Lexical Semantic Change for the Humanities

Language provides a window into societies and cultures of the past and the present. In the past decade, the development of large historical/diachronic text corpora and the popularisation of computational methods in the humanities have allowed scholars to leverage language patterns to answer a large array of research questions in disciplines as varied as linguistics, history, archaeology, literature and media studies. 

Lexical semantic change, a phenomenon describing the evolution of the meanings of lexical units, has long preoccupied historical linguists. The possibility to study this phenomenon with computational methods has far reaching implications in several disciplines since diachronic semantic change can be used to identify conceptual shifts in questions related to many aspects of society such as culture, religion, politics, economics and morality. The recent convergence of Natural Language Processing and Computational Linguistics with a range of humanities disciplines has led questions related to lexical semantic change to gain momentum. 

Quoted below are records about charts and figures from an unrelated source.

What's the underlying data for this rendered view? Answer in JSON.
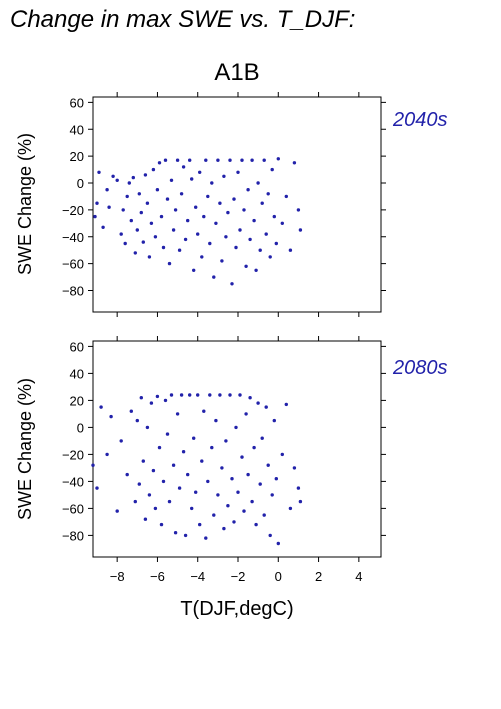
{
  "header": {
    "title": "Change in max SWE vs. T_DJF:"
  },
  "chart_data": [
    {
      "type": "scatter",
      "title": "A1B",
      "panel_label": "2040s",
      "xlabel": "T(DJF,degC)",
      "ylabel": "SWE Change (%)",
      "xlim": [
        -9.2,
        5.1
      ],
      "ylim": [
        -96,
        64
      ],
      "xticks": [
        -8,
        -6,
        -4,
        -2,
        0,
        2,
        4
      ],
      "xtick_labels": [
        "−8",
        "−6",
        "−4",
        "−2",
        "0",
        "2",
        "4"
      ],
      "yticks": [
        60,
        40,
        20,
        0,
        -20,
        -40,
        -60,
        -80
      ],
      "ytick_labels": [
        "60",
        "40",
        "20",
        "0",
        "−20",
        "−40",
        "−60",
        "−80"
      ],
      "marker_color": "#2222aa",
      "series": [
        {
          "x": [
            -9.1,
            -9.0,
            -8.9,
            -8.7,
            -8.5,
            -8.4,
            -8.2,
            -8.0,
            -7.8,
            -7.7,
            -7.6,
            -7.5,
            -7.4,
            -7.3,
            -7.2,
            -7.1,
            -7.0,
            -6.9,
            -6.8,
            -6.7,
            -6.6,
            -6.5,
            -6.4,
            -6.3,
            -6.2,
            -6.1,
            -6.0,
            -5.9,
            -5.8,
            -5.7,
            -5.6,
            -5.5,
            -5.4,
            -5.3,
            -5.2,
            -5.1,
            -5.0,
            -4.9,
            -4.8,
            -4.7,
            -4.6,
            -4.5,
            -4.4,
            -4.3,
            -4.2,
            -4.1,
            -4.0,
            -3.9,
            -3.8,
            -3.7,
            -3.6,
            -3.5,
            -3.4,
            -3.3,
            -3.2,
            -3.1,
            -3.0,
            -2.9,
            -2.8,
            -2.7,
            -2.6,
            -2.5,
            -2.4,
            -2.3,
            -2.2,
            -2.1,
            -2.0,
            -1.9,
            -1.8,
            -1.7,
            -1.6,
            -1.5,
            -1.4,
            -1.3,
            -1.2,
            -1.1,
            -1.0,
            -0.9,
            -0.8,
            -0.7,
            -0.6,
            -0.5,
            -0.4,
            -0.3,
            -0.2,
            -0.1,
            0.0,
            0.2,
            0.4,
            0.6,
            0.8,
            1.0,
            1.1
          ],
          "y": [
            -25,
            -15,
            8,
            -33,
            -5,
            -18,
            5,
            2,
            -38,
            -20,
            -45,
            -10,
            0,
            -28,
            4,
            -52,
            -35,
            -8,
            -22,
            -44,
            6,
            -15,
            -55,
            -30,
            10,
            -40,
            -5,
            15,
            -25,
            -48,
            17,
            -12,
            -60,
            2,
            -35,
            -20,
            17,
            -50,
            -8,
            12,
            -42,
            -28,
            17,
            3,
            -65,
            -18,
            -38,
            8,
            -55,
            -25,
            17,
            -10,
            -45,
            0,
            -70,
            -30,
            17,
            -15,
            -58,
            5,
            -40,
            -22,
            17,
            -75,
            -12,
            -48,
            8,
            -35,
            17,
            -20,
            -62,
            -5,
            -42,
            17,
            -28,
            -65,
            0,
            -50,
            -15,
            17,
            -38,
            -8,
            -55,
            10,
            -25,
            -45,
            18,
            -30,
            -10,
            -50,
            15,
            -20,
            -35
          ]
        }
      ]
    },
    {
      "type": "scatter",
      "panel_label": "2080s",
      "xlabel": "T(DJF,degC)",
      "ylabel": "SWE Change (%)",
      "xlim": [
        -9.2,
        5.1
      ],
      "ylim": [
        -96,
        64
      ],
      "xticks": [
        -8,
        -6,
        -4,
        -2,
        0,
        2,
        4
      ],
      "xtick_labels": [
        "−8",
        "−6",
        "−4",
        "−2",
        "0",
        "2",
        "4"
      ],
      "yticks": [
        60,
        40,
        20,
        0,
        -20,
        -40,
        -60,
        -80
      ],
      "ytick_labels": [
        "60",
        "40",
        "20",
        "0",
        "−20",
        "−40",
        "−60",
        "−80"
      ],
      "marker_color": "#2222aa",
      "series": [
        {
          "x": [
            -9.2,
            -9.0,
            -8.8,
            -8.5,
            -8.3,
            -8.0,
            -7.8,
            -7.5,
            -7.3,
            -7.1,
            -7.0,
            -6.9,
            -6.8,
            -6.7,
            -6.6,
            -6.5,
            -6.4,
            -6.3,
            -6.2,
            -6.1,
            -6.0,
            -5.9,
            -5.8,
            -5.7,
            -5.6,
            -5.5,
            -5.4,
            -5.3,
            -5.2,
            -5.1,
            -5.0,
            -4.9,
            -4.8,
            -4.7,
            -4.6,
            -4.5,
            -4.4,
            -4.3,
            -4.2,
            -4.1,
            -4.0,
            -3.9,
            -3.8,
            -3.7,
            -3.6,
            -3.5,
            -3.4,
            -3.3,
            -3.2,
            -3.1,
            -3.0,
            -2.9,
            -2.8,
            -2.7,
            -2.6,
            -2.5,
            -2.4,
            -2.3,
            -2.2,
            -2.1,
            -2.0,
            -1.9,
            -1.8,
            -1.7,
            -1.6,
            -1.5,
            -1.4,
            -1.3,
            -1.2,
            -1.1,
            -1.0,
            -0.9,
            -0.8,
            -0.7,
            -0.6,
            -0.5,
            -0.4,
            -0.3,
            -0.2,
            -0.1,
            0.0,
            0.2,
            0.4,
            0.6,
            0.8,
            1.0,
            1.1
          ],
          "y": [
            -28,
            -45,
            15,
            -20,
            8,
            -62,
            -10,
            -35,
            12,
            -55,
            5,
            -42,
            22,
            -25,
            -68,
            0,
            -50,
            18,
            -32,
            -60,
            23,
            -15,
            -72,
            -40,
            20,
            -5,
            -55,
            24,
            -28,
            -78,
            10,
            -45,
            24,
            -18,
            -80,
            -35,
            24,
            -60,
            -8,
            -48,
            24,
            -72,
            -25,
            12,
            -82,
            -40,
            24,
            -15,
            -65,
            5,
            -50,
            24,
            -30,
            -75,
            -10,
            -58,
            24,
            -38,
            -70,
            0,
            -48,
            24,
            -22,
            -62,
            10,
            -35,
            22,
            -55,
            -15,
            -72,
            18,
            -42,
            -8,
            -65,
            15,
            -28,
            -80,
            -50,
            5,
            -38,
            -86,
            -20,
            17,
            -60,
            -30,
            -45,
            -55
          ]
        }
      ]
    }
  ]
}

In this three-part seminar series, we will hear from three timely projects which are pushing the boundaries of Digital Humanities by creating synergies between disciplines to develop cutting-edge methods to investigate lexical semantic change at a large scale. 

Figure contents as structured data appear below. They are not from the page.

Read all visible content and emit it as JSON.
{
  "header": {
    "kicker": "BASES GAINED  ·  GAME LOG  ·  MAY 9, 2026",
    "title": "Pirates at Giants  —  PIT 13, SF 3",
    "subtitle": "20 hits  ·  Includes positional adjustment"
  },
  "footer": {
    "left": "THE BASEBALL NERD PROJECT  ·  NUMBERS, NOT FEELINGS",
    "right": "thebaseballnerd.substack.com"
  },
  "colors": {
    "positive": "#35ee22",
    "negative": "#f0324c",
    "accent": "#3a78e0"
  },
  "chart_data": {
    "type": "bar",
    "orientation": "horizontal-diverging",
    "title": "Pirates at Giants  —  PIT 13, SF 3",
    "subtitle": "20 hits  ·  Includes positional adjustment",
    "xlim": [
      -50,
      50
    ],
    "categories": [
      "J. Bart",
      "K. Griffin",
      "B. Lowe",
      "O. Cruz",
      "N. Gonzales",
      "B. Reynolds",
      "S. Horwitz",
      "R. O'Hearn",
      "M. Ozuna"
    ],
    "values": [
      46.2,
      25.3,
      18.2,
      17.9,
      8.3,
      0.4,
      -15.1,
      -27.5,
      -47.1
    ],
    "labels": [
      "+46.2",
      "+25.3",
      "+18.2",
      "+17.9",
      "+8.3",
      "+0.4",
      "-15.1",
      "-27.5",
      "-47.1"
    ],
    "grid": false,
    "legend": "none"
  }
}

The series is co-organised by CAMille (ULB-KBR), the Data Science Lab (VUB-KBR), the Digital Research Lab (UGent – KBR), and LabEL (UCLouvain-KBR).

 

Video

 

Semantic change is usually discussed from the angles of onomasiology or semasiology. Thus, one may focus on words representing the same meaning as in child, girl, baby meaning ‘young person’ or focus on meanings attached to the same word, as in girl ‘child, young person’ (c1300) versus girl ‘female young person’. These traditional approaches assume that the meaning lies in data that is conceived of in categorical and linear terms.
In this talk I present a perspective on semantic change in terms of paradigmatic relations across a text. I discuss the findings from the Linguistic DNA research project which analysed concepts in discourse of 55,000 Early Modern English books. I present the most recent theoretical and methodological innovations, which include bottom-up modelling of prosodic meaning.

 

About the speaker

Justyna Robinson is a Senior Lecturer in English Language and Linguistics at the University of Sussex (UK) and the lead of Concept Analytics Lab. Her work on semantic change is informed by the understanding that meaning making is essentially a socio-cultural and cognitive phenomenon. In her work she experiments with the ways big data and computational approaches can get us closer to understanding how and why meaning changes. More recently her work focusses on concepts. To this end she has co-developed methods for detecting changes in concepts via the Linguistic DNA research project. She is currently working on concept detection in the Proceedings of the Old Bailey and Mass Observation Project archives.